Margaret Higgs and Iris Lancaster: Growing up in wartime Oxford

Margaret Ann Higgs (née Simpson) was born in 1936 in Luther Street, just south of Speedwell Street in Oxford and was brought up there. Her father was a college servant at New College, Oxford. He had been a driver in World War One and was sent to Gallipoli where he drove ammunition trucks from trench to trench. While having some rest in Egypt, he met T.E. Lawrence [Lawrence of Arabia] who asked him to be his driver. Unfortunately, the army would not release him so he had to go back to Gallipoli. Between the two world wars he drove cars for William Morris both to different parts of the country and to the continent. He was delivering a car in Germany when World War Two started. The people to whom he was delivering the car helped him to escape back to England.

Margaret remembers Prime Minister Neville Chamberlain speaking at the start of World War Two. She started at South Oxford School at the age of three and remembers having to go out on to the playground and down into a shelter. A gas mask had to be worn and she found sitting with this on very claustrophobic. Her first gas mask was a Mickey Mouse mask, but this was followed by an awful black one. She also remembers going to Albion Place, off Speedwell Street, to the Ministry of Food office to get ration books. Her father was the only one who had butter; the rest of the family had margarine. If they wanted jam, then they had to have it without butter or margarine. After waking up the students at New College, her father would return home for his breakfast and his children used to stand around him hoping for a little taste of butter.

Margaret remembered seeing tanks and lorries parked all the way down St Aldates as they waited to go to France for the D-Day landing. Towards the end of the war she remembered seeing planes going across Oxford towing gliders for Arnhem. The sky was black with them and they took ages to go past.

The war years were carefree days for Margaret and her friends. They often played outdoors and were out all day long at times.

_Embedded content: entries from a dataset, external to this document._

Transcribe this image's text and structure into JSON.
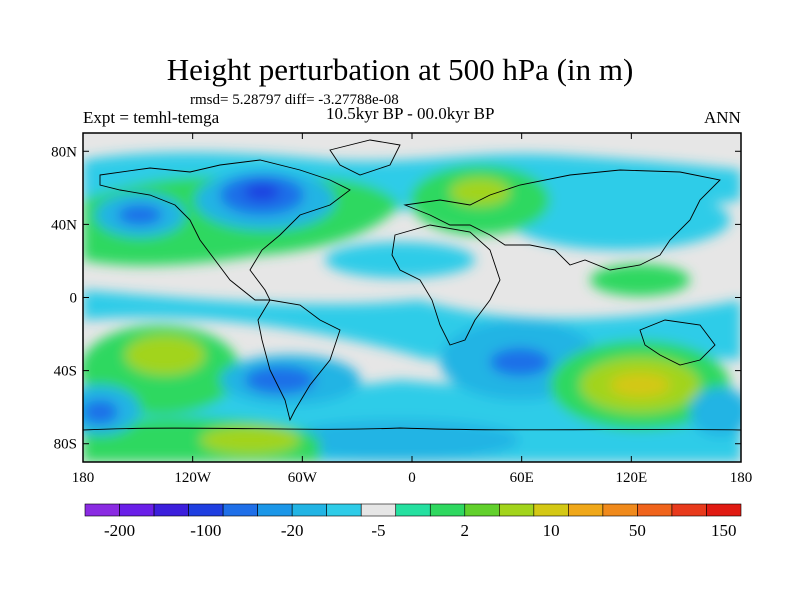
{
  "title": "Height perturbation at 500 hPa (in m)",
  "stats": "rmsd= 5.28797 diff= -3.27788e-08",
  "experiment": "Expt = temhl-temga",
  "period": "10.5kyr BP - 00.0kyr BP",
  "season": "ANN",
  "lat_labels": [
    "80N",
    "40N",
    "0",
    "40S",
    "80S"
  ],
  "lat_values": [
    80,
    40,
    0,
    -40,
    -80
  ],
  "lon_labels": [
    "180",
    "120W",
    "60W",
    "0",
    "60E",
    "120E",
    "180"
  ],
  "lon_values": [
    -180,
    -120,
    -60,
    0,
    60,
    120,
    180
  ],
  "colorbar": {
    "colors": [
      "#8a2be2",
      "#6a1fe8",
      "#3c1fdc",
      "#1f3fe0",
      "#1f6fe8",
      "#1c97e8",
      "#22b4e4",
      "#2fcce8",
      "#e6e6e6",
      "#25e0a0",
      "#2fd860",
      "#62d02c",
      "#a2d41c",
      "#d4c814",
      "#f0a81a",
      "#f08a1c",
      "#f0641c",
      "#e83a1c",
      "#e01a12"
    ],
    "labels": [
      "-200",
      "-100",
      "-20",
      "-5",
      "2",
      "10",
      "50",
      "150"
    ]
  }
}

They had the freedom to go all over Oxford. A popular place was Hinksey Lakes where they would swim and eat picnics, and be there all day. She remembered walking up to Cumnor passing on way the German prisoner of war camp at Harcourt Hill, North Hinksey. This later became an Italian prisoner of war camp. There was virtually no traffic and no danger for children in those days.

Margaret became a teacher and married Rex Higgs in 1961. They had two sons. She died in October 2019, her husband having predeceased her.

Iris Isabel Mary Lancaster (née Burt) was born in Oxford in1926. She was brought up in Hayfield Road, north Oxford, a continuation of Walton Street. Her father was a college porter.

Iris was 13 when World War Two broke out. On that Sunday morning the family sat round the radio and heard Prime Minister Neville Chamberlain telling them that the country was at war with Germany. She remembers air raid shelters being built but her family sat under a table under the stairs if there was an air raid siren. No-one seemed to panic. One bomb fell in a field in Ferry Hinksey Road, off Botley Road. It was thought that it was a German plane unloading its bombs because the crew couldn’t drop them elsewhere.

Her father’s family in London were far worse off than they were. Two of Iris’s treasured possessions were a brown teapot and glass vase, which were found under the stairs when a relative’s house was flattened. The family fortunately were safe.

The blackout did not make much difference to their lives as they did not go out after sunset as everything was so dark. They just accepted the situation they were in.

Iris married Peter Lancaster in 1949 and had a daughter. Iris died in February 2015, her husband having pre-deceased her.

Tony Rogerson interviewed both Margaret and Iris on 4 December 2013.